Occasional irritability and moodiness are common as the aging progresses. This is usually due to the assorted aches and pains that are felt as the body grows older. However, if the behaviors or moods become extreme, this could indicate the onset of Bipolar disorder later in life. Bipolar disorder is a mental health disorder characterized by extreme highs and lows in mood and energy. The severe shifts that happen in Bipolar disorder can have a serious impact on a person’s life. Researchers are also discovering that Bipolar disorder doesn’t “disappear” as adults grow older. Studies show that the symptoms often worsen over time though this might also be due to misdiagnosis. Symptoms of Bipolar disorder fall into two categories: Mania and Depression:
Mania which can last up to three months if untreated, may include symptoms such as high energy, reduced need for sleep, and loss of touch with reality.
Depression may include symptoms such as low energy, low motivation, and loss of interest in daily activities. These episodes could come before or after a manic, hypomanic, or normal period of mood episodes can last days or months at a time and may also be associated with suicidal thoughts.
Bipolar disorder is often misdiagnosed in seniors because many times the symptoms are slightly different.

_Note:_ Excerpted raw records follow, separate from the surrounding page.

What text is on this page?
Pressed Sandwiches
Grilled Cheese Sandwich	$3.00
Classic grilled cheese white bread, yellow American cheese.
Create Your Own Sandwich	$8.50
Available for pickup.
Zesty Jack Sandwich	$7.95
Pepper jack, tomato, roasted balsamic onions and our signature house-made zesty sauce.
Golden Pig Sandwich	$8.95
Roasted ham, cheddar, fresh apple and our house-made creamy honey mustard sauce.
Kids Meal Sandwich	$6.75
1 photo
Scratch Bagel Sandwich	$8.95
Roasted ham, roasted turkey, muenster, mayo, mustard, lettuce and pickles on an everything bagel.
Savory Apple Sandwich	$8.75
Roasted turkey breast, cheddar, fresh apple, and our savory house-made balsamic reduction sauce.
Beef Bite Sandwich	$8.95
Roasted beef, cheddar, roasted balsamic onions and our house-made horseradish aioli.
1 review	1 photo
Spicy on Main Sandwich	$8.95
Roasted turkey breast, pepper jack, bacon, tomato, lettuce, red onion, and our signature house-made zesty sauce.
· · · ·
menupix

Some of the other symptoms commonly noted in seniors with Bipolar disorder include:
When Bipolar disorder does appear in adults over 60, the symptoms can be sudden and severe. It often seems to cycle faster between Depression and mania, and some seniors report experiencing both episodes at the same time. Seniors with Bipolar disorder frequently experience problems with cognitive function that often include:
- Problems with memory
- Loss of perception and judgement
- Difficulty problem solving
Since these are also common signs of dementia and Alzheimer’s, the Bipolar disorder is often misdiagnosed.
At IDCC, we are proud to have helped many seniors learn to cope with their Bipolar Disorder. As this disorder can affect those close to the individual who is experiencing symptoms, including family and friends, clinicians are trained to include them into the recovery process. Creating this support system helps improve results, enabling the individual to manage living with Bipolar Disorder.
Many of the medications that work well for younger patients may be problematic for seniors. Additionally, Bipolar disorder medications can react with other medications that older adults commonly take. Lastly, some pre-existing conditions can also interfere with the common treatments. Medications also take effect at different rates for seniors, this can make finding the right dosage a long and frustrating experience.
There are also therapy programs that have been created specifically for seniors with Bipolar disorder and the unique problems that they face. These can be extremely beneficial in helping seniors deal with their Bipolar disorder. Simple “talk” therapy also has very successful results among seniors diagnosed with Bipolar disorder. This is thought to be due to the added support seniors receive. This can be especially important if they have lost loved ones or live far away from family.